Wenn es aber noch da ist, ist es gefangen in der Welt, aus der es eigentlich gerne flüchten möchte. Bei Kafka sind das stets die gesellschaftlichen Zwänge, Institutionen, Normen. Also doch kein grosses Verschwinden. Der Text entscheidet sich meiner Meinung nach weder für das eine noch das andere, sondern hält genau die Spannung zwischen dem Wunsch und der Nicht-Erfüllbarkeit aufrecht.

«Die Mächte, denen sich Kafkas Subjekt ausgeliefert fühlt, haben immer Vernichtungspotenzial..»

Kafkas Figuren sind oft dabei, von bedrohlichen Mächten vernichtet zu werden. In der Novelle «Das Urteil» zum Beispiel wird der Sohn vom Vater zum Tod verurteilt. Im Roman «Der Prozess» wird die Figur verhaftet und am Schluss getötet. Im Text «In der Strafkolonie» wird die Hauptfigur in einer Maschine umgebracht. Und so weiter. Die Mächte, denen sich das Subjekt ausgeliefert fühlt, haben immer Vernichtungspotenzial. Da kommt also auch eine Form von Nichts.

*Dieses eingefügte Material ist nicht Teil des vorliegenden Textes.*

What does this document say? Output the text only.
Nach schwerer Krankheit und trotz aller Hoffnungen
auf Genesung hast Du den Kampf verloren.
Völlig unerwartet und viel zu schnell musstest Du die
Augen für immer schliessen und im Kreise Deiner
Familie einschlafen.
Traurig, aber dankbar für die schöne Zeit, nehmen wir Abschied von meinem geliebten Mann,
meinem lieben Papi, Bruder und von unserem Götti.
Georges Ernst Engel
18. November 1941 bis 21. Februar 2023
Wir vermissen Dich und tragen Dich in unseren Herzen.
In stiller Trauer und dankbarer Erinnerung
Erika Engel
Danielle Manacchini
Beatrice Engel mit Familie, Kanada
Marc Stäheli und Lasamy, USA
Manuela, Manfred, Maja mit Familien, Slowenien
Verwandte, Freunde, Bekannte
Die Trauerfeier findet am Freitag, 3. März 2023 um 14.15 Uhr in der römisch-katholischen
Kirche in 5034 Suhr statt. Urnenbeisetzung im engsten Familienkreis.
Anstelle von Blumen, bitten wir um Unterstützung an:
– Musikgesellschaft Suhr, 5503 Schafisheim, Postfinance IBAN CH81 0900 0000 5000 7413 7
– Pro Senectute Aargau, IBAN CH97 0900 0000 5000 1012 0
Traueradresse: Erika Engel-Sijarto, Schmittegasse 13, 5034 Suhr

Kafka hat übrigens ein Testament für seinen Freund Max Brod geschrieben. Darin steht, dass dieser sein Werk verbrennen soll. Das ist nichts anderes als die Selbstvernichtung als Autor. Auch ein Versuch, sich zu befreien. Auch ein Wunsch, der sich nicht erfüllt. Das Werk Kafkas verschwindet nicht im Nichts, sondern wird zum meist besprochenen Werk der deutschen Literatur des 20. Jahrhunderts.»